During participant observation at events where there were large groups of people, informed consent was difficult to seek. Where possible I let those I spoke to, or those in charge know that I was conducting research; however this was not always possible or appropriate. Where informed consent in private spaces has not been gained, data generated (eg. field diaries and photographs) will not be reproduced.
During my fieldwork I came across situations where the boundaries around informed consent became blurred. I spent some time flat-sharing with one research participant. Although they had read and accepted the contents of my informed consent letter at the time I had conducted an interview with them, it was not always clear how far their informed consent was given to the rest of my fieldwork. We spent a lot of time together,
socialising and sharing meals and occasionally this participant made comments during conversation which were of interest to my research. In these situations, although conversations and reflections were sometimes noted in my field diary, I felt it would be an invasion of their privacy to reveal any of the content of these ‘private conversations’. I thus treated any such passages in my field diary as lacking informed consent and kept them private.
Ethics in regards to my position as a researcher
An often overlooked element of ethical conduct during fieldwork relates not to the treatment of participants and their data, but to my position as a researcher and the risks I place myself in. ‘Social researchers face a range of potential risks to their safety. Safety issues need to be considered in the design and conduct of social research projects and procedures should be adopted to reduce the risk to researchers’ (BSA, 2002: point 8). Whilst such risks are impossible to predict before entering the field, negotiating risk as it presents itself and entering into it in an ethically responsible way is
important.
The greatest ethical challenge I faced during fieldwork was the change of law on 1 October 2010 in regards to squatting. This made it not only illegal to squat a building, but also to enter a squatted building. Given the
importance of squats as venues for Dutch punk, and therefore as sites for my research this posed an ethical dilemma: should I knowingly contravene this new law in order to continue my research?
I decided to ‘wait and see’ how this would affect the scene and for a time kept my fieldwork sites within legalised squats and other legal spaces, keeping an eye on developments in the squatting scene through the news, through contacts, and by asking participants in interviews how they felt it would affect Dutch punk.

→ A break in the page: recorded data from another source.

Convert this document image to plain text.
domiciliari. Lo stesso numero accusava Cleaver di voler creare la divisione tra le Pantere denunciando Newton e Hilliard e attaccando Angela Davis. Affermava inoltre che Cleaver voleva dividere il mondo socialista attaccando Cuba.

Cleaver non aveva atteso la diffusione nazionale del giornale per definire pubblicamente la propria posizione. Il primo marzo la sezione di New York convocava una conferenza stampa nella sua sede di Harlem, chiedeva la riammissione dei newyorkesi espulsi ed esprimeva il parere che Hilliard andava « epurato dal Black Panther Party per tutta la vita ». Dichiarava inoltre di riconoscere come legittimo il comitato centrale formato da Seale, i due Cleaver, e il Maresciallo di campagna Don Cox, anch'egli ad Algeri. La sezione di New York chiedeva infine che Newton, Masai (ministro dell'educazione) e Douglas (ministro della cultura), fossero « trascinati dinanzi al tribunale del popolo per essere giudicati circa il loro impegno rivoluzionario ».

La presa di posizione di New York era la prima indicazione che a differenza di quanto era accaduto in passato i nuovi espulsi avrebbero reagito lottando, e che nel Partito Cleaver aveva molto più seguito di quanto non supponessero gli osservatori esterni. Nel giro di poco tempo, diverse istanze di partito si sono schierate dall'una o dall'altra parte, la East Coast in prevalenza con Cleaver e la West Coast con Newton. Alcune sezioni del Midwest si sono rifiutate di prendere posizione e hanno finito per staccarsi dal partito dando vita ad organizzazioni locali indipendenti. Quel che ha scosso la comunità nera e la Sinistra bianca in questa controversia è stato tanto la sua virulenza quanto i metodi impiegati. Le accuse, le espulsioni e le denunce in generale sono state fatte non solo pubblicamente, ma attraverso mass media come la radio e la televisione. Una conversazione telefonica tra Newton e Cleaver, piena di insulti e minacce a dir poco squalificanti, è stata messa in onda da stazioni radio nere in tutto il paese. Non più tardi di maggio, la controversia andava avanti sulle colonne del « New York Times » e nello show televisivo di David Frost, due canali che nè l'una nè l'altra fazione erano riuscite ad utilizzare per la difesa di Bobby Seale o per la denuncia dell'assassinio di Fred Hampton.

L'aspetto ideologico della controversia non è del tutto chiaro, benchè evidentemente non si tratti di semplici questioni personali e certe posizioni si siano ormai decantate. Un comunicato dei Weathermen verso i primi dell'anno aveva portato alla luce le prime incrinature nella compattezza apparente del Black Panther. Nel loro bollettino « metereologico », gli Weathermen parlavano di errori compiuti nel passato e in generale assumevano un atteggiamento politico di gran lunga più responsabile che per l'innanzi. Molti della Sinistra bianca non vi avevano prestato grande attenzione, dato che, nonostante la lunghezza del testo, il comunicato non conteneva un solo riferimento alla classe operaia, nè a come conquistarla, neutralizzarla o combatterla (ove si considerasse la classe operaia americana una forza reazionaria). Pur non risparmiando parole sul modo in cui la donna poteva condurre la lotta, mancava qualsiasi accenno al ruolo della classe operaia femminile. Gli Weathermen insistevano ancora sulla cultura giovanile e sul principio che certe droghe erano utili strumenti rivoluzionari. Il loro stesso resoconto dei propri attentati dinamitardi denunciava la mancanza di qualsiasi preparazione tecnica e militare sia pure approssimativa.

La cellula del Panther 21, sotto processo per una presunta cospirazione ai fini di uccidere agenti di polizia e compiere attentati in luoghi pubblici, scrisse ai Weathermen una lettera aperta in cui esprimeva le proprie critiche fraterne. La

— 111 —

Ultimately there were no radical overnight effects. A few squats were cleared by police– rather violently – in a show of institutional strength. However, squatters were always forewarned when and where this would happen. This meant that the majority of squats remained safe places in which day-to-day business continued. Whilst the change in law would make itself felt among the squatting community over time, the effect on my fieldwork was minimal as punks and squatters continued as before (albeit with more regular protests). As such I started to re-enter these spaces, deeming them crucial to my ongoing research.